Hotspot für grüne Ideen. Die landwirtschaftliche Fachschule Tulln ist eine wahre Goldgrube an energieautarken und nachhaltigen Projekten. Dem nicht genug wird der ganze Standort mit eigens erzeugter, grüner Energie am Laufen gehalten.

Von Gina Christof und NÖN Sonderjournal-Redaktion. Erstellt am 25. Mai 2019 (14:06)
Landwirtschaftliche Fachschule Tulln
Direktor Josef Meisl mit dem energieautarken und mobilen Hühnerstall, der mit der Ehrenmedaille beim Energy Globe Award ausgezeichnet wurde.
 

Ob ein energieautarker Hühnerstall, eine solarbetriebene Elektro-Rikscha, die zum fahrbaren Marktstand ausgebaut werden kann, eine Schultasche für Kinder in Afrika, die mit Solarpanelen ausgestattet Strom liefert oder eine energieautarke Station zum Trocknen von Kräutern – die Liste der innovativen Energiekonzepte, die die landwirtschaftliche Fachschule in Tulln zu bieten hat, könnte fast endlos fortgeführt werden.

Der kluge Kopf hinter den meisten Projekten ist dabei Direktor Josef Meisl, der übrigens auch schon den Energy Globe Award für sein Lebenswerk erhalten hat. „Gerade im erneuerbaren Energiesektor gibt es immer wieder neue Ideen, da bleibt nichts stehen“, erklärt er. Die Ideen kommen von ihm, von Kollegen oder von Schülern der Fachschule.
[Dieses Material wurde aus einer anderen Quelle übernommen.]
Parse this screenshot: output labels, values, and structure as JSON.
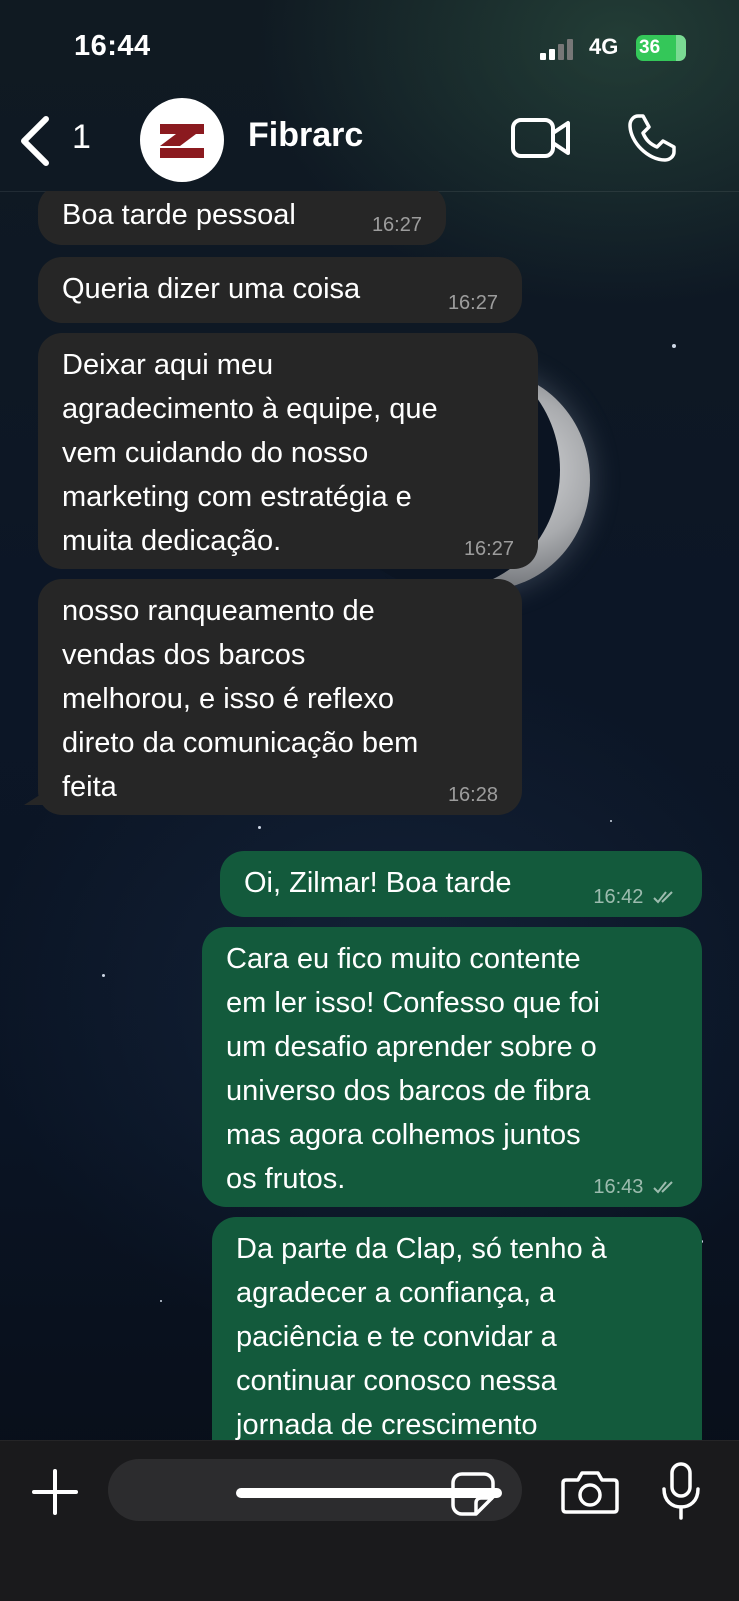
{
  "status_bar": {
    "time": "16:44",
    "network": "4G",
    "battery": "36"
  },
  "header": {
    "back_count": "1",
    "contact_name": "Fibrarc"
  },
  "messages": [
    {
      "direction": "incoming",
      "text": "Boa tarde pessoal",
      "time": "16:27"
    },
    {
      "direction": "incoming",
      "text": "Queria dizer uma coisa",
      "time": "16:27"
    },
    {
      "direction": "incoming",
      "text": "Deixar aqui meu\nagradecimento à equipe, que\nvem cuidando do nosso\nmarketing com estratégia e\nmuita dedicação.",
      "time": "16:27"
    },
    {
      "direction": "incoming",
      "text": "nosso ranqueamento de\nvendas dos barcos\nmelhorou, e isso é reflexo\ndireto da comunicação bem\nfeita",
      "time": "16:28"
    },
    {
      "direction": "outgoing",
      "text": "Oi, Zilmar! Boa tarde",
      "time": "16:42",
      "status": "read-ticks-icon"
    },
    {
      "direction": "outgoing",
      "text": "Cara eu fico muito contente\nem ler isso! Confesso que foi\num desafio aprender sobre o\nuniverso dos barcos de fibra\nmas agora colhemos juntos\nos frutos.",
      "time": "16:43",
      "status": "read-ticks-icon"
    },
    {
      "direction": "outgoing",
      "text": "Da parte da Clap, só tenho à\nagradecer a confiança, a\npaciência e te convidar a\ncontinuar conosco nessa\njornada de crescimento",
      "time": ""
    }
  ],
  "composer": {
    "placeholder": "",
    "value": ""
  },
  "colors": {
    "incoming_bubble": "#262626",
    "outgoing_bubble": "#135a3c",
    "battery": "#34c759",
    "logo_red": "#8b1a1f"
  },
  "icons": [
    "back-chevron-icon",
    "video-call-icon",
    "phone-icon",
    "plus-icon",
    "sticker-icon",
    "camera-icon",
    "microphone-icon"
  ]
}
So auch jene für den mobilen, energieautarken Hühnerstall und die mobile, energieautarke Trocknungsstation für Kräuter – die beide mit der Ehrenmedaille beim Energy Globe Award ausgezeichnet wurden.

Energieautarke Freilandhaltung

Der Hühnerstall ist für Freilandhaltung ausgelegt. „Ein Solarpanel liefert Strom für das automatisch betriebene Tor, das um 11 Uhr die Hühner ins Freie lässt und sich abends wieder schließt“, erklärt Meisl. Der Hühnerstall kann bis zu 80 Hühner beherbergen und ist so konzipiert, dass er an ein Auto oder einen Traktor angehängt auch auf der Straße transportiert werden kann. Die Fachschule liefert aber auch die kleine Alternative dazu, die für den privaten Gebrauch gedacht ist: Bis zu zehn Hühner können hier untergebracht werden, die direkt unter dem fahrbaren Stall ihren Freilauf haben. „So können die Hühner nicht entkommen, und wenn eine Grasfläche abgegrast ist, kann der Wagen einfach zur nächsten weitergeschoben werden“, erklärt Meisl.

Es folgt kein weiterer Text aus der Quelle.